“Chaos, contradictions et confusion “ dans les négociations sur l’accord – minerais contre sécurité : “Le même style d‘accord “avait  été déjà présenté aux Emirats arabes unis, à la Chine et dans une certaine mesure à la Russie

Le chaos dans lequel se déroule l’offre congolaise aux américains sape   la crédibilité de la proposition qui se heurte au projet presque avorté des blocs pétroliers de l ‘ex ministre Didier Budimbu, aujourd’hui ministre des sports.

L’administration Trump peu encline à conclure un deal avec Kinshasa a noté le quotidien français Africa Intelligence.

Le ballet des responsables congolais dans la capitale fédérale américaine n’a pas eu raison du scepticisme de l’administration de Donald Trump sur l’opportunité de signer un accord avec la présidence de Félix Tshisekedi dans un contexte de chaos, de confusion et d’insécurité.

250 millions USD d’avance avait déjà été demandée par la RDC aux Emirats arabes Unis

Il a été rapporté qu’un accord similaire avait déjà été proposé par le gouvernement congolais aux Émirats arabes unis – pour lequel une avance de 250 millions de dollars avait été demandée – et une aussi une éventuelle proposition à la Russie .

Si la proposition du président congolais Félix Tshisekedi paraît désespérée. Les experts de la politique internationale africaine  ont mis en évidence le chaos dans lequel se déroule l’offre congolaise aux américains , où divers responsables congolais, lobbyistes étrangers et autres se présentent sous diverses formes. Une proposition des minerais contre la sécurité

 « semant le chaos dans une situation déjà confuse », sapant ainsi la crédibilité de la proposition.  Notons que les Emirats arabes unis avaient déjà fourni des fonds , des blindés et autres matériels militaires lourds à la RDC pour lutter contre le M23 à Goma en échange de l’exploitation de l’or, coltan au Kivu et également le cobalt au grand Katanga.

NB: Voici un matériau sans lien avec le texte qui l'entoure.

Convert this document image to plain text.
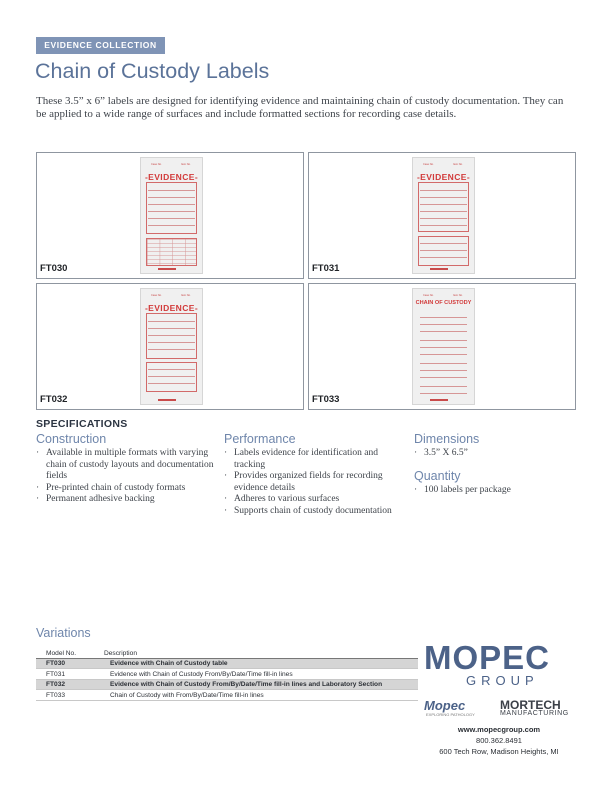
EVIDENCE COLLECTION
Chain of Custody Labels

These 3.5” x 6” labels are designed for identifying evidence and maintaining chain of custody documentation. They can be applied to a wide range of surfaces and include formatted sections for recording case details.

Case No.	Item No.
-EVIDENCE-
FT030
Case No.	Item No.
-EVIDENCE-
FT031
Case No.	Item No.
-EVIDENCE-
FT032
Case No.	Item No.
CHAIN OF CUSTODY
FT033
SPECIFICATIONS
Construction
· Available in multiple formats with varying chain of custody layouts and documentation fields
· Pre-printed chain of custody formats
· Permanent adhesive backing
Performance
· Labels evidence for identification and tracking
· Provides organized fields for recording evidence details
· Adheres to various surfaces
· Supports chain of custody documentation
Dimensions
· 3.5” X 6.5”
Quantity
· 100 labels per package
Variations
Model No.	Description
FT030	Evidence with Chain of Custody table
FT031	Evidence with Chain of Custody From/By/Date/Time fill-in lines
FT032	Evidence with Chain of Custody From/By/Date/Time fill-in lines and Laboratory Section
FT033	Chain of Custody with From/By/Date/Time fill-in lines
MOPEC
GROUP
Mopec
EXPLORING PATHOLOGY
MORTECH
MANUFACTURING
www.mopecgroup.com
800.362.8491
600 Tech Row, Madison Heights, MI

Accord RDC – USA : Toute tentative de saisie des mines et actifs chinois pourrait déclencher de longues batailles juridiques contre les compagnies américaines en RDC

D’un côté, Washington a tout intérêt à contrer la domination de la Chine sur les chaînes d’approvisionnement en minéraux critiques – la Chine contrôle déjà la majorité des mines lucratives de RDC grâce à des acquisitions agressives. Cependant, éliminer l’influence chinoise ne se résume pas à la signature d’un nouvel accord ; nombre de ces mines appartiennent légalement à des entreprises chinoises, et toute tentative de saisie pourrait déclencher de longues batailles juridiques.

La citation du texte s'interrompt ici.